La inclusión en toda colectividad organizada es el punto vital para su postrer e incesante desarrollo: la sabiduría de nuestras comunidades campesinas, a través de los abuelos de la tercera edad, aporta positivamente para el trasvase comunidad-ciudad, que es una fuerza irreductible que impele a los jóvenes campesinos, para su progreso intelectual.
El problema surge en las ciudades, donde la pérdida de la relación produce efectos desastrosos. Precisamente los abuelos son inexcusablemente necesarios para el equilibrio intergeneracional, porque conocen el proceso y se han adaptado a las transformaciones sin perder sus valores tradicionales. De ahí emerge la realidad de que el progreso, el auténtico progreso, no es sino la tradición en movimiento. Lo demás no es otra cosa que la deshumanización de las relaciones sociales, el vivido contacto con el ascendiente y el descendiente, sin olvidar al prójimo.
¿Considerarán los abuelos como un placer dedicar la mayoría de su tiempo, sino es todo, al cuidado de los niños? Según las estadísticas, el 2% lo considera como una obligación y el 82% está en el séptimo cielo de contento por hacerlo, pero lo justifican por la necesidad de trabajo de los padres y valoran esta traslación de responsabilidad, que la realizan en stricto sensu del apostolado. El resto del porcentaje no expresa su sentir puntual.
En una sociedad universal, donde existen 800 millones de personas de más de 65 años, con un pronóstico de que llegarán a los 1.900 millones antes de 50 años, es preciso reflexionar sobre su calidad de vida, pues una cosa es hacerse viejo y otra distinta es crecer y madurar. Estos abuelos que viven en buena relación con sus familias confrontan un problema, el de las personas mayores que viven solas y no se saben queridas ni necesarias.
Es una sensación de soledad impuesta y no asumida de desvivirse al constatar cada día una nueva dolencia anatómica o falencia mental, una dificultad en la elasticidad de los movimientos, deteriorando la autonomía y la calidad de vida, convirtiendo a los abuelos, que podrían ser fuentes de experiencia y sabiduría, en seres que procuran pasar inadvertidos, hasta hacerse casi invisibles. No quieren estorbar y se hacen dolorosamente… invisibles.
Esto acontece porque la indolencia y la carencia de sensibilidad, de conocimiento de la imperfección de los humanos, permite la imposición del grosero y torpe concepto de que solo el joven es hermoso y valioso, por productivo. Abdican a un mundo de valores sin los cuales vivir carece de sentido y se tropieza y cae en el abismo que más vale lo que cuesta. Nadie dialoga y hace reflexionar a los niños y los jóvenes como los abuelos, sobre que la educación tiene por objeto ayudarles a ser felices, a ser ellos mismos, para fortalecerlos y para afrontar las circunstancias cambiantes y erráticas de la vida, la dificultad de vivir, la existencia que puede transformarse en vaciedad si el humano no se estimula a sí mismo y no tiene derroteros de intelectualidad y virtud; y se actúa como si los jóvenes tuvieran que vivir para trabajar, en lugar de trabajar lo necesario para vivir con dignidad, decoro, templanza, felicidad y armonía.

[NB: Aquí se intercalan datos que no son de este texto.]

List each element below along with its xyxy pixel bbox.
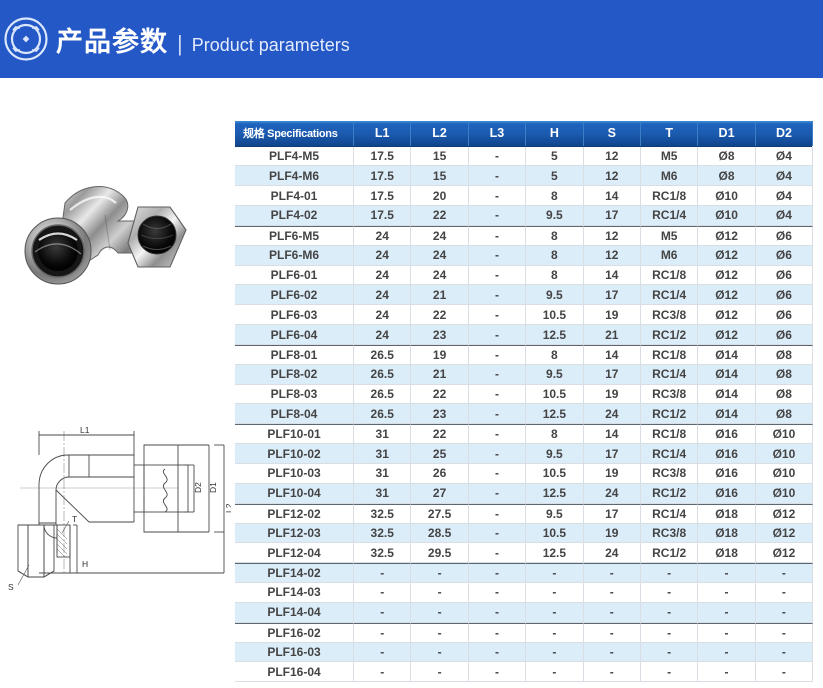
svg-text:D2: D2: [193, 482, 203, 493]
svg-text:D1: D1: [208, 482, 218, 493]
svg-text:S: S: [8, 582, 14, 592]
svg-text:T: T: [72, 514, 77, 524]
svg-text:H: H: [82, 559, 88, 569]
svg-text:L2: L2: [224, 503, 231, 513]
svg-text:L1: L1: [80, 425, 90, 435]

En la sociedad urbana, agobiante y desalmada, se vive para tener y acumular, en vez de vivir para ser nosotros mismos en compañía de nuestro prójimo. Por esta equívoca tendencia se procura doblegar a los jóvenes desde la infancia mediante la coacción y el temor para que obedezcan, para que callen y se repriman, en lugar de ayudarlos a desarrollar y aplicar su inmensa energía, acción que solo los abuelos desbrozan con inconfundible amor y destreza.
Se asume, con actitud dolorosamente errónea, que al dejar de producir hay que aparcar o enclaustrar a las personas mayores para que no molesten, para que cedan su puesto a los jóvenes, sin reparar, ni reflexionar, para luego tener un remordimiento sin paz, que las personas mayores en todas las culturas contribuyen al auténtico progreso de la humanidad.

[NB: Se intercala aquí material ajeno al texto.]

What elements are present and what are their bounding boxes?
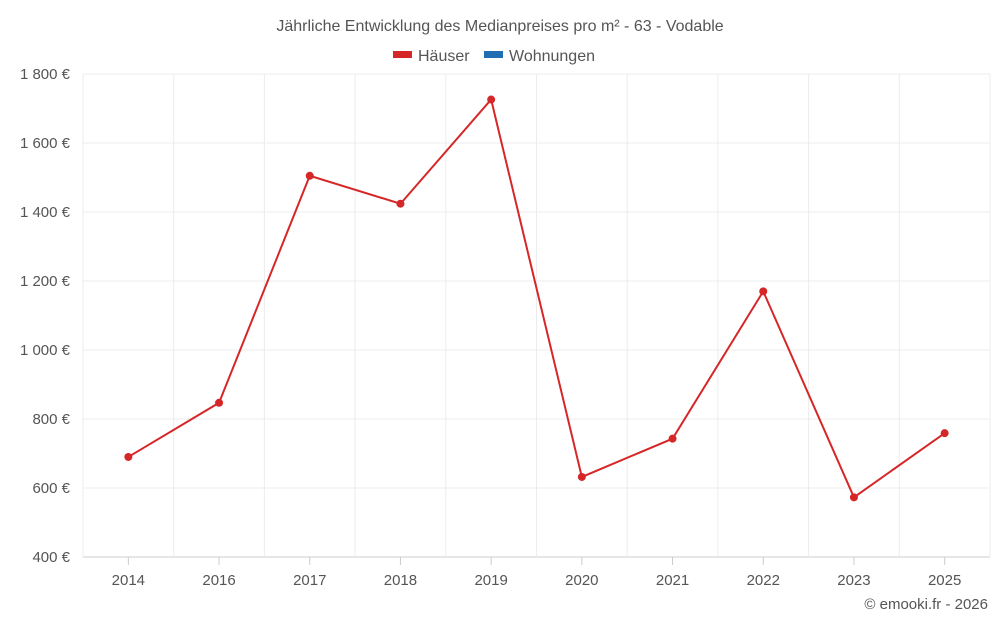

En la Bolivia campesina, donde los abuelos sufren esta separación geográfica, y en las ciudades se debe seguir con el convencimiento espiritual y actitud material cotidiana, de ofrecer a las personas de la tercera edad el mejor asiento, los alimentos más frescos, la atención preferencial en todos los servicios, para poder consultarles constantemente y escucharlos en silencio y reflexionar. Las personas mayores son el bien más valorado en toda sociedad bien constituida y exenta de discriminaciones.
El autor es Abogado Corporativo, autor del libro “Hacerse viejos” Senectos.